Mais abaixo, mais para perto do rio, uma “sala” com um pequeno palco num dos cantos. Resultado lógico: o coro gospel que costuma abrilhantar as actuações dos Wraygunn não marcou presença. Os restantes membros da banda, esses, foram entrando pouco a pouco – a partir do momento em que Paulo Furtado entrou na sala todos os presentes tiveram a certeza que tudo, mas mesmo tudo, poderia acontecer. “There But For The Grace Of God Go I” abriu o concerto com sons arrastados de guitarra e com sensualidade da voz de Raquel Ralha – vestida a preceito com o vestido vermelho, preto e branco que parece ter sido feito à sua medida e imagem. Junte-se-lhes um baixo lento e fumarento e alguma percussão partida em alguns cacos e o resultado é nada mais, nada menos do que sexo. Mais percussão, baixo e guitarra em combate, os gritinhos quase operáticos em forma de “U” de Raquel Ralha e temos “Drunk or Stoned”, canção que oferece hipóteses viáveis na falta de uma vida interessante. Não há palmas, nem há coro, mas “Keep On Prayin’” mantém-se quase intacta. A viagem por Eclesiastes 1.11, o último registo dos Wraygunn, continua com a leviandade e velocidade de “How Long, How Long?” – a guitarra surge primeiro quase silenciosa, para depois espalhar o caos. Paulo Furtado salta entusiasticamente e cai de joelhos no chão para enfrentar a sua guitarra, em destemidos solos – nem as reduzidas dimensões do palco fizeram frente ao sempre audacioso Furtado e na verdade nada faria.
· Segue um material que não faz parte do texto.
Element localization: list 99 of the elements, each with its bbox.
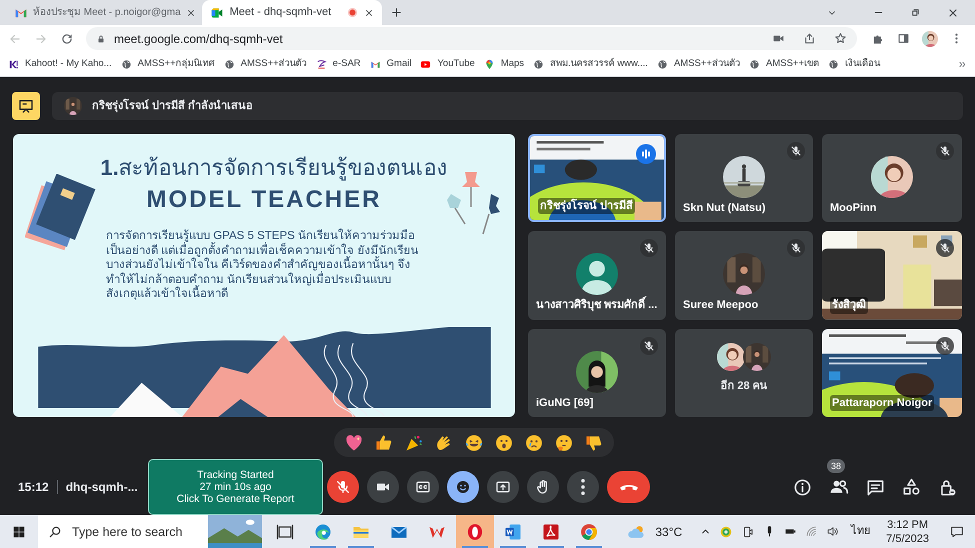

O álbum de estreia Soul Jam apareceu com a muito esperada “Lonely”, com “Going Down” e voltou a desaparecer para que surgissem sons mais recentes: “Sometimes I Miss You” faz-se de percussão acelerada, electrónicas várias e dos gritos nervosos de Raquel Ralha – abre-se o espaço para Paulo Furtado que conta a história com a calma de quem reza uma missa, com os nervos de quem acabou de virar costas a quem tem de enfiar um tiro três passos depois. Há mosh, há mosh. E até há coreografia das meninas que se passeavam junto do palco. Para fechar, a violência punk de “She’s A Speed Freak”, rasgada por uma guitarra quase funk, a pancadaria de “Juice” e a promessa em forma de canção: “All Night Long”. Paulo Furtado afirma, o público acredita. Acredita tanto que vê Paulo Furtado deitado no chão, em tronco nu a cantar e a manejar uma geringonça bizarra que produzia um som similar ao de dois seres em actividade sexual – o murmúrio do prazer. Ousou até continuar tais preliminares sexuais em cima de uma mesa. Resultado: caos e saída de palco. Os Wraygunn haviam de voltar uma vez para um encore onde se ouviu uma cover que nas palavras de Furtado, é tocada sempre muito mal. O refrão, pleno de oportunidade, explodia: “My Baby’s got drunk / She called me on the phone”. E só lá fora, envolvida pelo Rio Douro, é que a madrugada se apresentava gélida: o rock ‘n roll tirou, uma vez mais, a barriga – ou os ossos - de misérias.